So I came this close (imagine me squeezing my sore thumb and pointy finger together) to being flown to Paris for a cover story on Wes Anderson. Not to look a gift horse in the mouth, but who wants to go to Paris in August, much less interview Wes Anderson, whose most brilliant and penetrating work remains a self-mocking two-minute spot for American Express?
Regardless, I rewatched what I deemed my favorite movie of his, Rushmore, as research, only to be reminded that I find Anderson's very act of storytelling to be loathsome. Cute, over-stylized, precious, detail-obsessed to the point of being emotionally circumscribed, I remain unable to put my thumb exactly on what shuts me down whenever someone in mixed company gushes about how The Royal Tennenbaums changed their life. Call it the "IAAOTS" effect.

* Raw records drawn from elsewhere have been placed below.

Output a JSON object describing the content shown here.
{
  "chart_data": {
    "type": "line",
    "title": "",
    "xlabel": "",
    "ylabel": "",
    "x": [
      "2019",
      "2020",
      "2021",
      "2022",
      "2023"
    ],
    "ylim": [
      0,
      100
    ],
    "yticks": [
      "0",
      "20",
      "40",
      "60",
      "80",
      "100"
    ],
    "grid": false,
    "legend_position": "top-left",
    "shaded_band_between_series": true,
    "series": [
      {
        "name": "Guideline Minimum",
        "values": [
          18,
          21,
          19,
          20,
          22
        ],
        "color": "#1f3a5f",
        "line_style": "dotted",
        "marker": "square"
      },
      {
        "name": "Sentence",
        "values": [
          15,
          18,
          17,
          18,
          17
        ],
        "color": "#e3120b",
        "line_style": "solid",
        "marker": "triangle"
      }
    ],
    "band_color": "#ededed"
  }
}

As consolation prize for not taking that transatlantic trip, I instead went to an afternoon screening of The Darjeeling Limited. The story of three brothers (Owen Wilson, Adrien Brody, Jason Schwartzman) on a continental train through India, it won't soon get mistaken for Jean Renoir's The River, much less A Passage to India, but Anderson has never been about outer landscapes. And for all his hinting at inner landscape (dashed when his characters suddenly state exactly how they're feeling), he hasn't been really about that topography either.
Yet Darjeeling surprisingly is his most emotionally resonant effort, despite his seeming intention to dash that at almost every turn with his over-reliance on soundtrack (synched to sloooow-mooootion movements), meticulous set dec, and too-clever dialogue. Which he does, opting out of a low-key soundtrack of music cues from Satyajit Ray and Ravi Shankar so as to inject some klassic Kinks and Stones back into the characters' iPods. Even the movie's most emotional and hard-fought scene in India threatens to get dashed completely when Anderson inserts a slapstick flashback. And aside from perhaps a contractual obligation to Ms. Natalie Portman (for getting buck-ass naked for her one scene in a Paris hotel, which was then edited from the film), I still cannot fathom why you have to watch it as a separate mini-movie before the real movie even starts.
When the movie excels is when Anderson slackens the reigns and allows things like gesture and silence to accrue between the brothers. “Maybe we could express ourselves more fully without words” is the suggestion made by Owen Wilson's character. Thankfully, it's then followed. Acting through a thick swaddling of gauze and padding throughout, Wilson at one point unfurls this mask, revealing some truly hideous gashes. Staring into the mirror, unable to deny the truth of his injuries, he then carefully re-wraps his open wounds and mumbles "I've got some more healing to do." The psychoanalysts at US Weekly are gonna have a field day with that scene.
Invoking paparazzi (what's beta blog coming to?), a painter friend recently went out to LA, where he found himself not only at the dinner table with that other Paris, but subjected to the surreal strobe light gauntlet of flashing bulbs as they then made their way to some party. "So what's she really like?" I asked. He remarked that she was in complete control of the circus, expertly playing her part. So as to not post both a video link to YouTube and Celebs.com in one entry, you can look for his potato-head popping up here. He says that the clip does not adequately convey the hallucinatory gauntlet of popping bulbs that accompanied their every step, making for a strange trip down the block.